Is it enough? (A post to belatedly mark Mental Health Awareness Week)

"I'm here if you want to talk."
"Call me if you need me."
"Let me know if there's anything I can do."
 
We've probably all said these words. We've probably all heard these words. Hopefully, when we say them, we do mean them. But when we hear them, do we really believe them? And do we ever act on them?
 
I'd say the majority of time, we take these words with a pinch of salt. However distraught we are, we're not going to wake our hard-working friends from their slumbers when we're having a meltdown at 3am. Possibly out of the politeness that's been bred into us, possibly due to not wanting to seem a burden.
 
But also, very possibly, because depression can be so crushing it renders you mute. Incapable of communicating. Spiralling so rapidly into darkness that even uttering 'Hello' down a phone line without breaking into huge, ugly, loud sobs seems like a superhuman task. Caught up so badly in a moment of despair that even forming words into a coherent text message is beyond you because your hands are shaking so badly. So panicked, so blinded by this explosion of blackness that it's all you can do to sit, and cry, and freak out.
 
That's where phrases like the above are worse than useless.
 
Because when depression strikes, when you really do NEED someone, anyone, anything to help you get through this, it takes your ability to ask for that help away. You can't call, ask, shout. Because you're already too far gone.
 
And that's where it's dangerous to always put the onus on the sufferer to seek out those who will support them. Of course no one can be telepathic and magically intuit when their loved one is about to suffer a fit of crippling blackness, but waiting for them to come to you is also no solution. And I know we all do it. We're all busy, preoccupied, staring at 'To-do lists' on which the task 'Call Friend X' sits for aeons and is never actually done. We're all self-centred, self-obsessed, wrapped up in our own trivias and dramas and relationships and careers. We think, well, Friend X will surely get in touch if they need me that badly, won't they?
 
But they won't.
Or at least, I know that when I'm in the position of Friend X, I can't.

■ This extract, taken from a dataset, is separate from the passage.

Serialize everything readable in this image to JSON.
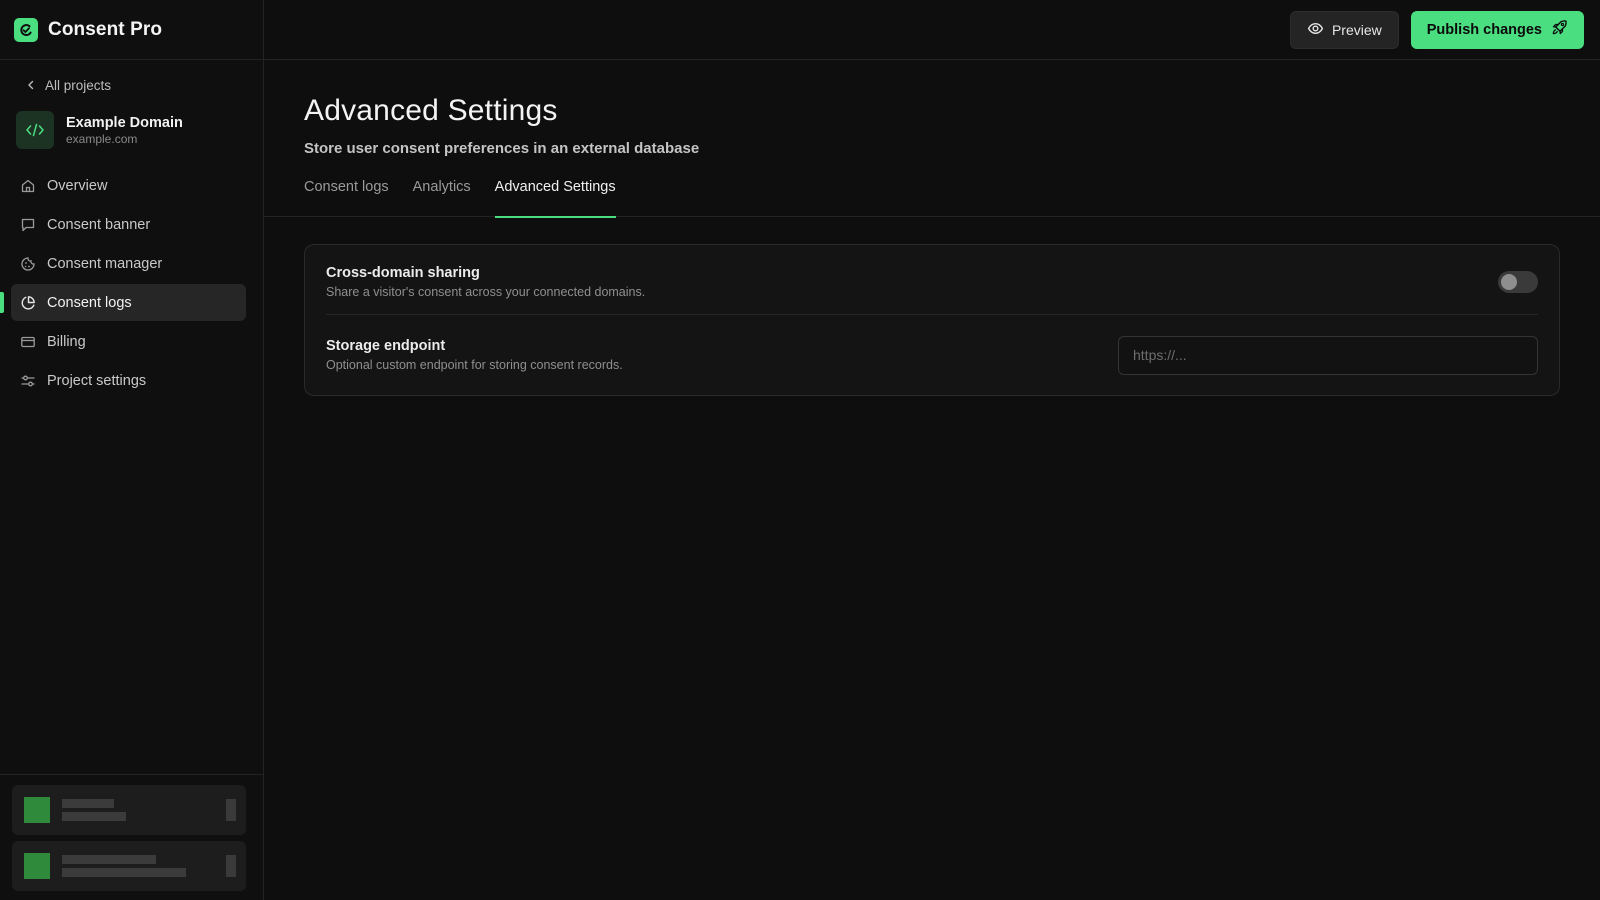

Because I'm too busy crying and panicking and thinking the unthinkable.
And by the time you're thinking the unthinkable you're pretty much at a point where you've stopped believing anyone cares about you anyway.
 
That's the trap of 'Call me if you need me'. We throw it out to assuage our consciences, to assure us that we've done our part as friend/lover/relative/carer. We think we've handed over a voucher that our loved one knows they can cash in any time. But we've really just handed them a vague, ambiguous half-promise that floats off into the ether when faced with an actual, concrete crisis. I know I'm guilty of it, and I try to check myself when I feel I'm about to do it, to at least ascertain 'Do I really mean this? Would I really be there for that person at any time, and listen to them?', so that even if what I'm saying is so clichéd and lame, it is actually meant rather than idly flung out. But I know that's hardly enough. There's saying it, there's meaning it, and then there's actually doing something to demonstrate you mean it. Active love, rather than passive waiting.
 
So if you know someone who suffers from depression, don't wait for their call. Call them. And then call them again tomorrow, next week, and keep on calling. Keep checking in. One instance of contact isn't enough - one gesture does not reassure, but a string of them might. Don't be shy, embarrassed, afraid. Don't worry about what to say. None of that even matters. Just hearing your voice may well be enough.
 
Enough to catch them before they fall.